Long before Darth Vader, long before Lord Voldemort, long before Stephen Harper, Judas Iscariot reigned as the supreme icon of evil in Western mythology. Judas betrayed God. How much worse can you get?*
For 2,000 years we’ve used the term Judas to refer to anyone who betrayed anything, any cause, any belief, any friendship. Yet, like all the icons of evil that came before, and who have followed, Judas holds a fascination for us that transcends his actions.
Dante consigns him to the ninth circle of hell, one of three traitors forever chewed in the mouths of the three-headed Satan. Yet Brutus, Cassius (the other two sinners in Dante’s story), Benedict Arnold, and Vidkun Quisling never achieved such attention or notoriety. They were all were members of their respective inner circles; all betrayed their friends,their beliefs and their leaders. But they are paltry shadows beside Judas.
Perhaps that’s in part because none of the others are religious symbols, and religion far too often brings out the extreme in people.
Susan Gubar’s 2009 book, Judas, a Biography, which I’ve been reading of late, is a fascinating look at the relationship the West has had with Judas these two millennia, and how he appears in art, music, literature, religion and popular culture. Judas has become a reflection of a lot about ourselves: our fears, our religion, our mythologies, our politics, our behaviour.

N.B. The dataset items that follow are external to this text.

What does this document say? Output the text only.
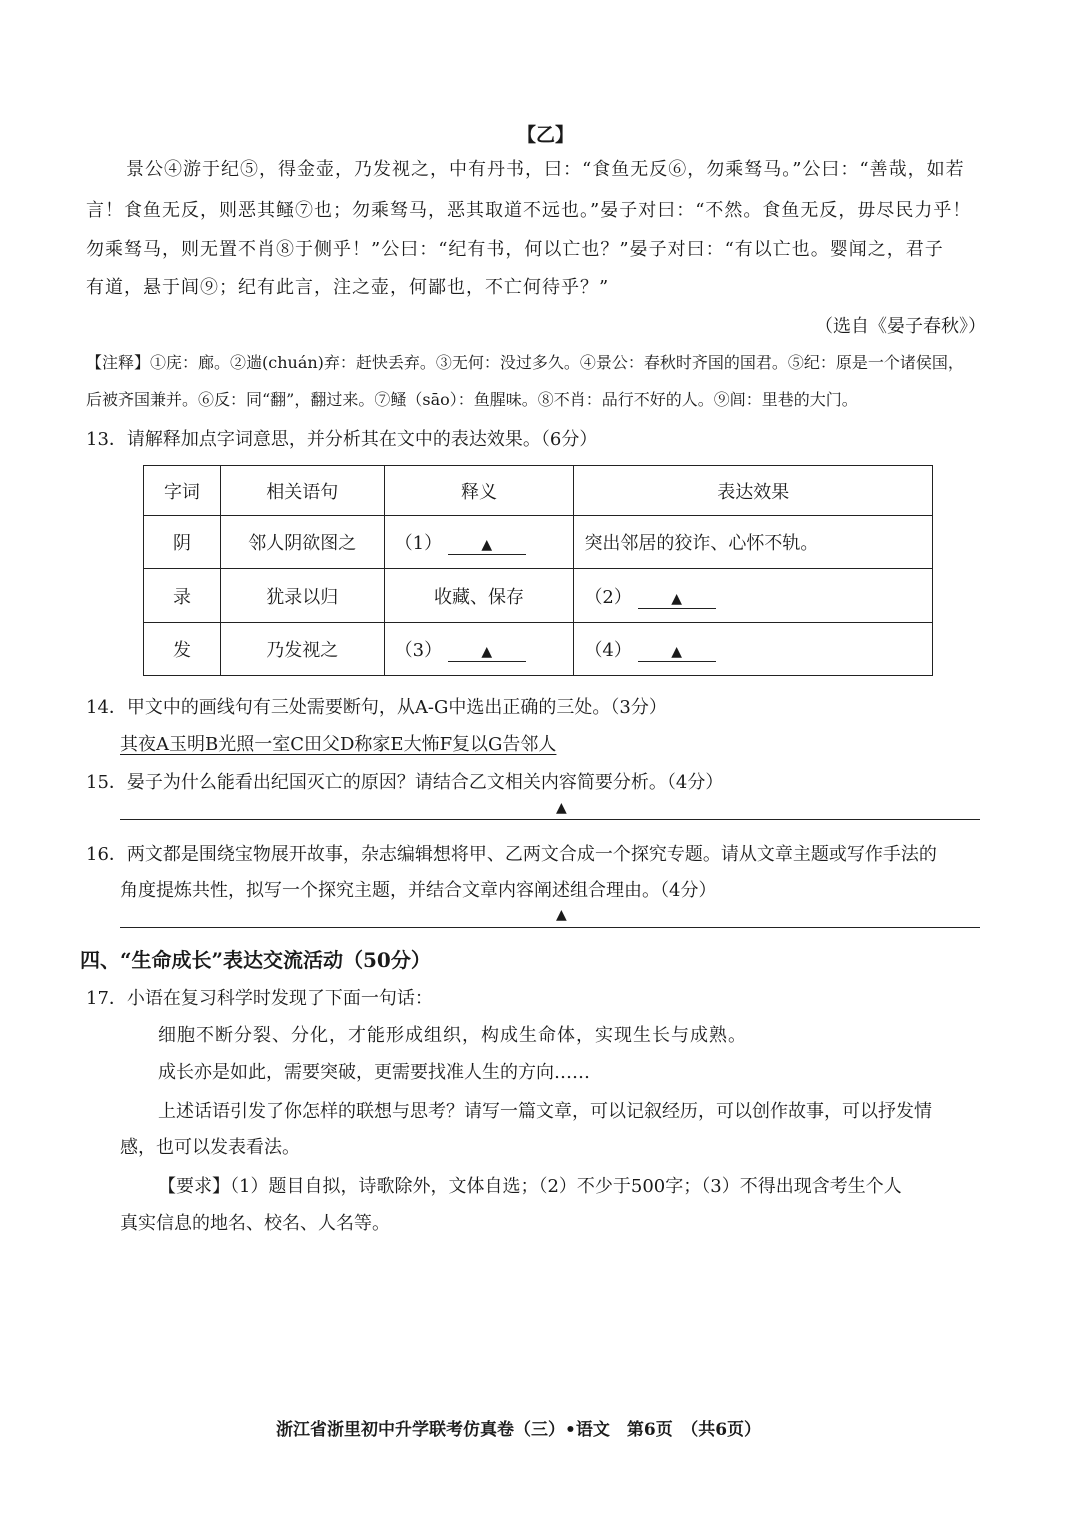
【乙】
景公④游于纪⑤，得金壶，乃发视之，中有丹书，曰：“食鱼无反⑥，勿乘驽马。”公曰：“善哉，如若
言！食鱼无反，则恶其鳋⑦也；勿乘驽马，恶其取道不远也。”晏子对曰：“不然。食鱼无反，毋尽民力乎！
勿乘驽马，则无置不肖⑧于侧乎！”公曰：“纪有书，何以亡也？”晏子对曰：“有以亡也。婴闻之，君子
有道，悬于闾⑨；纪有此言，注之壶，何鄙也，不亡何待乎？”
（选自《晏子春秋》）
【注释】①庑：廊。②遄(chuán)弃：赶快丢弃。③无何：没过多久。④景公：春秋时齐国的国君。⑤纪：原是一个诸侯国，
后被齐国兼并。⑥反：同“翻”，翻过来。⑦鳋（sāo）：鱼腥味。⑧不肖：品行不好的人。⑨闾：里巷的大门。
13．请解释加点字词意思，并分析其在文中的表达效果。（6分）
字词	相关语句	释义	表达效果
阴	邻人阴欲图之	（1） ▲	突出邻居的狡诈、心怀不轨。
录	犹录以归	收藏、保存	（2） ▲
发	乃发视之	（3） ▲	（4） ▲
14．甲文中的画线句有三处需要断句，从A-G中选出正确的三处。（3分）
其夜A玉明B光照一室C田父D称家E大怖F复以G告邻人
15．晏子为什么能看出纪国灭亡的原因？请结合乙文相关内容简要分析。（4分）
▲
16．两文都是围绕宝物展开故事，杂志编辑想将甲、乙两文合成一个探究专题。请从文章主题或写作手法的
角度提炼共性，拟写一个探究主题，并结合文章内容阐述组合理由。（4分）
▲
四、“生命成长”表达交流活动（50分）
17．小语在复习科学时发现了下面一句话：
细胞不断分裂、分化，才能形成组织，构成生命体，实现生长与成熟。
成长亦是如此，需要突破，更需要找准人生的方向……
上述话语引发了你怎样的联想与思考？请写一篇文章，可以记叙经历，可以创作故事，可以抒发情
感，也可以发表看法。
【要求】（1）题目自拟，诗歌除外，文体自选；（2）不少于500字；（3）不得出现含考生个人
真实信息的地名、校名、人名等。
浙江省浙里初中升学联考仿真卷（三）•语文　第6页　（共6页）
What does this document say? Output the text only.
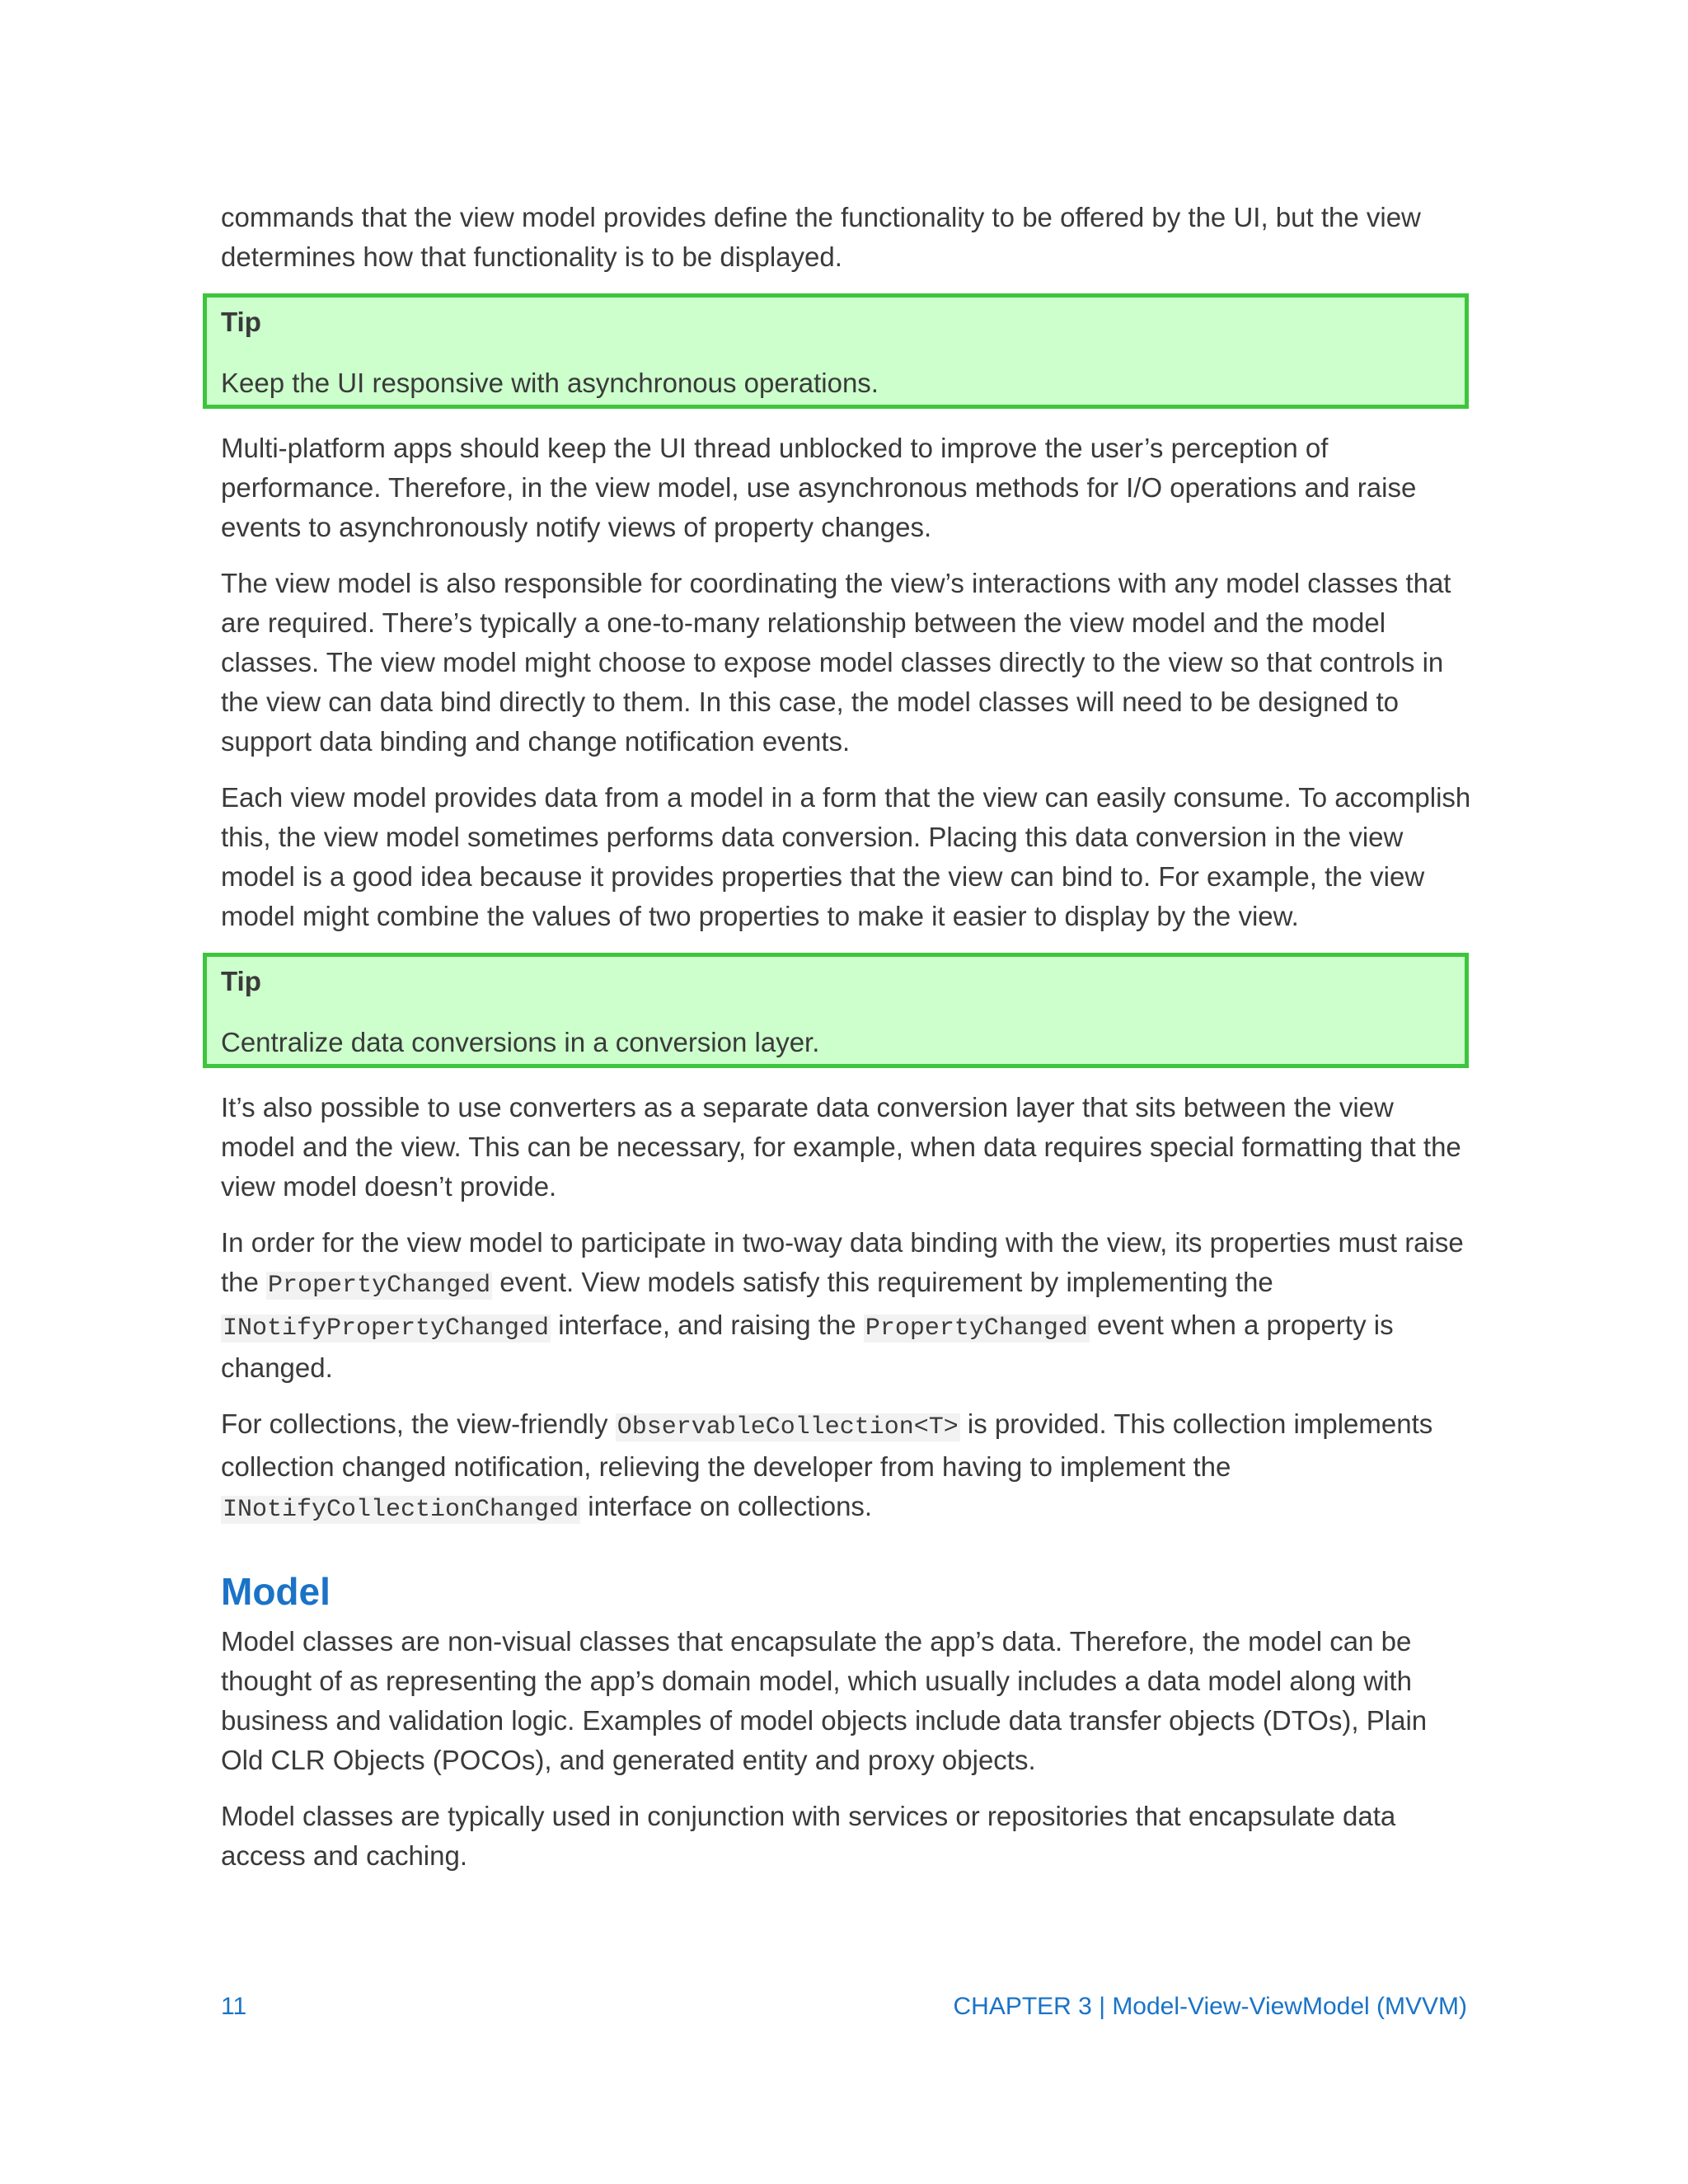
commands that the view model provides define the functionality to be offered by the UI, but the view determines how that functionality is to be displayed.

Tip
Keep the UI responsive with asynchronous operations.

Multi-platform apps should keep the UI thread unblocked to improve the user’s perception of performance. Therefore, in the view model, use asynchronous methods for I/O operations and raise events to asynchronously notify views of property changes.

The view model is also responsible for coordinating the view’s interactions with any model classes that are required. There’s typically a one-to-many relationship between the view model and the model classes. The view model might choose to expose model classes directly to the view so that controls in the view can data bind directly to them. In this case, the model classes will need to be designed to support data binding and change notification events.

Each view model provides data from a model in a form that the view can easily consume. To accomplish this, the view model sometimes performs data conversion. Placing this data conversion in the view model is a good idea because it provides properties that the view can bind to. For example, the view model might combine the values of two properties to make it easier to display by the view.

Tip
Centralize data conversions in a conversion layer.

It’s also possible to use converters as a separate data conversion layer that sits between the view model and the view. This can be necessary, for example, when data requires special formatting that the view model doesn’t provide.

In order for the view model to participate in two-way data binding with the view, its properties must raise the PropertyChanged event. View models satisfy this requirement by implementing the INotifyPropertyChanged interface, and raising the PropertyChanged event when a property is changed.

For collections, the view-friendly ObservableCollection<T> is provided. This collection implements collection changed notification, relieving the developer from having to implement the INotifyCollectionChanged interface on collections.

Model

Model classes are non-visual classes that encapsulate the app’s data. Therefore, the model can be thought of as representing the app’s domain model, which usually includes a data model along with business and validation logic. Examples of model objects include data transfer objects (DTOs), Plain Old CLR Objects (POCOs), and generated entity and proxy objects.

Model classes are typically used in conjunction with services or repositories that encapsulate data access and caching.

11	CHAPTER 3 | Model-View-ViewModel (MVVM)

Many of us have had the deeply disturbing experience of betrayal in our own lives; someone trusted, a friend or lover, someone we cared deeply about who betrayed us. And when that betrayal is over something crass like money or political favour, it cuts us deeply. We never forget, never forgive our own personal Judas.**
But who was Judas that we still use his name for such acts?
The Gospels are spare in their actual history of Judas, even in his final acts. But a whole body of legend has grown up around the man, his family, his parents, his childhood and, of course, his afterlife. All of which, as Gubar points out, is merely imagined; unsubstantiated by any historical documentation, but become part of the mythology. All of it meant to polish his evil sheen, rather than redeem him.
What’s to redeem, you might ask? Well, nothing is ever as simple as it seems.